Xの受験生を仮想ライバルにモチベーション維持
税理士試験は競争試験で、ライバルに勝たなければなりません。ライバルの勉強量を知ることで危機感を持ったり、合格に必要な努力量も見えてきたりします。
そのため、ライバルの勉強量を知ることは、モチベーションを保つことにもつながります。
でも、「近くにはライバルがいないな…」と思った方もいるでしょう。実は私も予備校では一言も喋らずに帰るタイプだったので、身近にライバルはいませんでした。
そんな方におすすめしたいのがX(旧Twitter)です。Xの受験生はとにかくレベルが高いです。どれくらいレベルが高いのかというと、模試の結果は3人に1人くらいが上位10%以内で、体感7割くらいの人が合格しています。嘘だと思った人は、実際に確かめてみてください。

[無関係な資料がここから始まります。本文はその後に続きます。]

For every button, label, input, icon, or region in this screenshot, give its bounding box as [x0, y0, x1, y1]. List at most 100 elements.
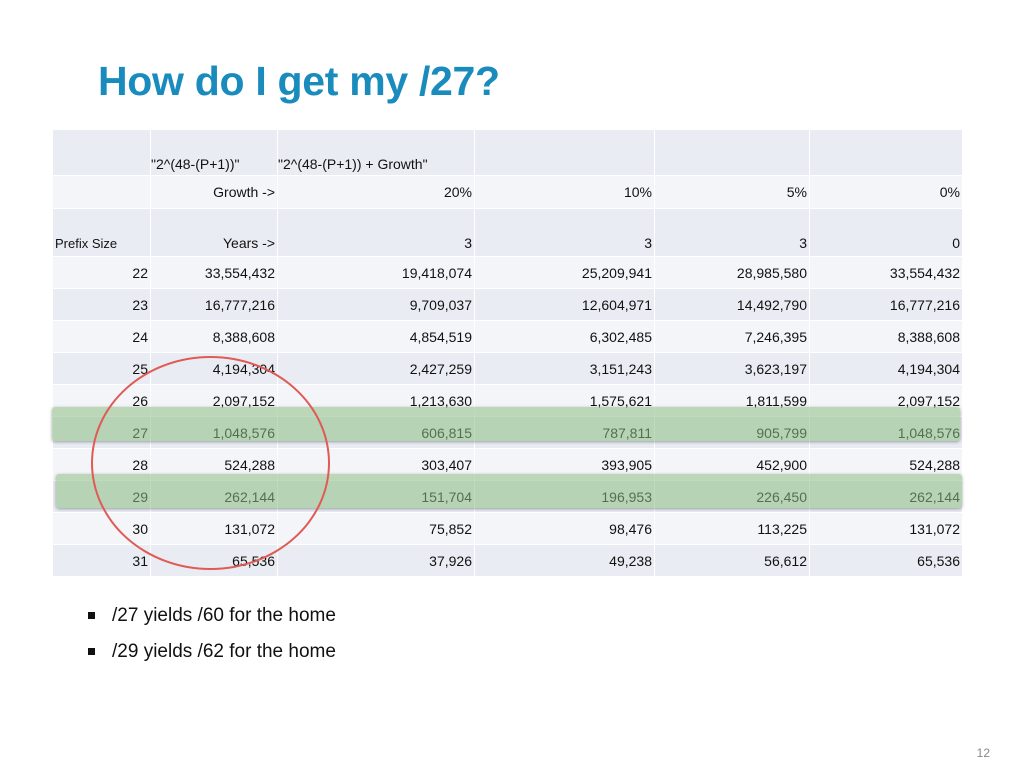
table-row: 27 1,048,576 606,815 787,811 905,799 1,048,57… [52, 416, 963, 449]
table-header-row: "2^(48-(P+1))" "2^(48-(P+1)) + Growth" [52, 129, 963, 176]
table-row: 23 16,777,216 9,709,037 12,604,971 14,492,79… [52, 288, 963, 321]
table-cell: 3 [474, 208, 655, 257]
table-cell: 4,194,304 [150, 352, 278, 385]
table-row: 24 8,388,608 4,854,519 6,302,485 7,246,395 8,… [52, 320, 963, 353]
table-header-row: Prefix Size Years -> 3 3 3 0 [52, 208, 963, 257]
bullet-item: /27 yields /60 for the home [88, 598, 336, 634]
table-cell: 28 [52, 448, 151, 481]
bullet-square-icon [88, 611, 95, 619]
slide-title: How do I get my /27? [98, 58, 500, 104]
table-cell [654, 129, 810, 176]
bullet-square-icon [88, 647, 95, 655]
bullet-text: /29 yields /62 for the home [112, 641, 336, 662]
table-cell: 524,288 [150, 448, 278, 481]
table-cell: 787,811 [474, 416, 655, 449]
table-cell: 303,407 [277, 448, 475, 481]
page-number: 12 [976, 746, 990, 760]
prefix-size-table: "2^(48-(P+1))" "2^(48-(P+1)) + Growth" Gro… [52, 129, 963, 577]
table-cell: Years -> [150, 208, 278, 257]
table-cell: 49,238 [474, 544, 655, 577]
table-cell: 151,704 [277, 480, 475, 513]
table-cell: 2,097,152 [809, 384, 963, 417]
table-row: 26 2,097,152 1,213,630 1,575,621 1,811,599 2,… [52, 384, 963, 417]
table-cell: 75,852 [277, 512, 475, 545]
table-cell: 27 [52, 416, 151, 449]
bullet-list: /27 yields /60 for the home /29 yields /… [88, 598, 336, 670]
table-cell: 1,048,576 [809, 416, 963, 449]
table-cell: 393,905 [474, 448, 655, 481]
table-cell: "2^(48-(P+1))" [150, 129, 278, 176]
table-cell: 37,926 [277, 544, 475, 577]
table-cell: 12,604,971 [474, 288, 655, 321]
table-cell: 98,476 [474, 512, 655, 545]
table-cell: 8,388,608 [150, 320, 278, 353]
table-row: 28 524,288 303,407 393,905 452,900 524,288 [52, 448, 963, 481]
bullet-text: /27 yields /60 for the home [112, 605, 336, 626]
table-cell: Prefix Size [52, 208, 151, 257]
table-cell: 3 [654, 208, 810, 257]
table-cell: 4,854,519 [277, 320, 475, 353]
table-cell: 113,225 [654, 512, 810, 545]
table-cell: 262,144 [809, 480, 963, 513]
table-cell: 65,536 [150, 544, 278, 577]
table-cell: 5% [654, 175, 810, 209]
table-cell: 0 [809, 208, 963, 257]
table-cell: 2,427,259 [277, 352, 475, 385]
table-cell: 26 [52, 384, 151, 417]
table-row: 25 4,194,304 2,427,259 3,151,243 3,623,197 4,… [52, 352, 963, 385]
table-cell: 10% [474, 175, 655, 209]
table-cell [52, 175, 151, 209]
table-cell: 30 [52, 512, 151, 545]
table-row: 22 33,554,432 19,418,074 25,209,941 28,985,5… [52, 256, 963, 289]
table-cell: 33,554,432 [809, 256, 963, 289]
table-cell: 1,575,621 [474, 384, 655, 417]
table-cell: 0% [809, 175, 963, 209]
table-cell: 7,246,395 [654, 320, 810, 353]
table-cell: 1,213,630 [277, 384, 475, 417]
table-cell: 25 [52, 352, 151, 385]
table-cell: 16,777,216 [809, 288, 963, 321]
table-cell: 14,492,790 [654, 288, 810, 321]
table-row: 30 131,072 75,852 98,476 113,225 131,072 [52, 512, 963, 545]
table-cell: 262,144 [150, 480, 278, 513]
table-row: 29 262,144 151,704 196,953 226,450 262,144 [52, 480, 963, 513]
table-cell: 16,777,216 [150, 288, 278, 321]
table-cell: 20% [277, 175, 475, 209]
table-cell: 606,815 [277, 416, 475, 449]
table-cell [52, 129, 151, 176]
table-cell: 22 [52, 256, 151, 289]
table-cell: 524,288 [809, 448, 963, 481]
table-cell [809, 129, 963, 176]
table-cell: 56,612 [654, 544, 810, 577]
table-cell: 3,623,197 [654, 352, 810, 385]
table-row: 31 65,536 37,926 49,238 56,612 65,536 [52, 544, 963, 577]
table-header-row: Growth -> 20% 10% 5% 0% [52, 175, 963, 209]
table-cell: 131,072 [809, 512, 963, 545]
table-cell: 33,554,432 [150, 256, 278, 289]
table-cell: 9,709,037 [277, 288, 475, 321]
table-cell: 196,953 [474, 480, 655, 513]
table-cell: 226,450 [654, 480, 810, 513]
table-cell: 1,811,599 [654, 384, 810, 417]
table-cell: 23 [52, 288, 151, 321]
table-cell: 19,418,074 [277, 256, 475, 289]
table-cell: 2,097,152 [150, 384, 278, 417]
table-cell: 6,302,485 [474, 320, 655, 353]
table-cell: 8,388,608 [809, 320, 963, 353]
table-cell: 3 [277, 208, 475, 257]
table-cell [474, 129, 655, 176]
table-cell: 1,048,576 [150, 416, 278, 449]
table-cell: 452,900 [654, 448, 810, 481]
table-cell: 29 [52, 480, 151, 513]
table-cell: 25,209,941 [474, 256, 655, 289]
table-cell: 65,536 [809, 544, 963, 577]
table-cell: 905,799 [654, 416, 810, 449]
table-cell: 131,072 [150, 512, 278, 545]
table-cell: 24 [52, 320, 151, 353]
table-cell: 3,151,243 [474, 352, 655, 385]
table-cell: 4,194,304 [809, 352, 963, 385]
table-cell: Growth -> [150, 175, 278, 209]
bullet-item: /29 yields /62 for the home [88, 634, 336, 670]
table-cell: "2^(48-(P+1)) + Growth" [277, 129, 475, 176]
table-cell: 28,985,580 [654, 256, 810, 289]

私自身Xでそのような受験生を多く見て刺激を受けていたので、常に高いモチベーションで勉強ができていました。
おわりに-受験生へのメッセージ
最終的に合格を決めるものは「自信」だと思います。
1年目に受験した国税徴収法は、3月から勉強を始めたこともあり、過去問では一度も合格点を超えたことがなく、模試の成績も受験した科目の中では最も悪かったです。
それでも合格する自信を持ち、前日まであきらめずに勉強した結果、本試験では100%の力を出し切って合格することができました。
この合格体験記を読んでいる方の中には、思うような成績が取れていない方もいると思いますが、合格する自信は持ち続けてください。
合格する自信を持っていると、日々の勉強に対して前向きに取り組めるようになり、最後まで諦めずに勉強を続けられるようになります。
最後に、皆様の合格を心からお祈りします。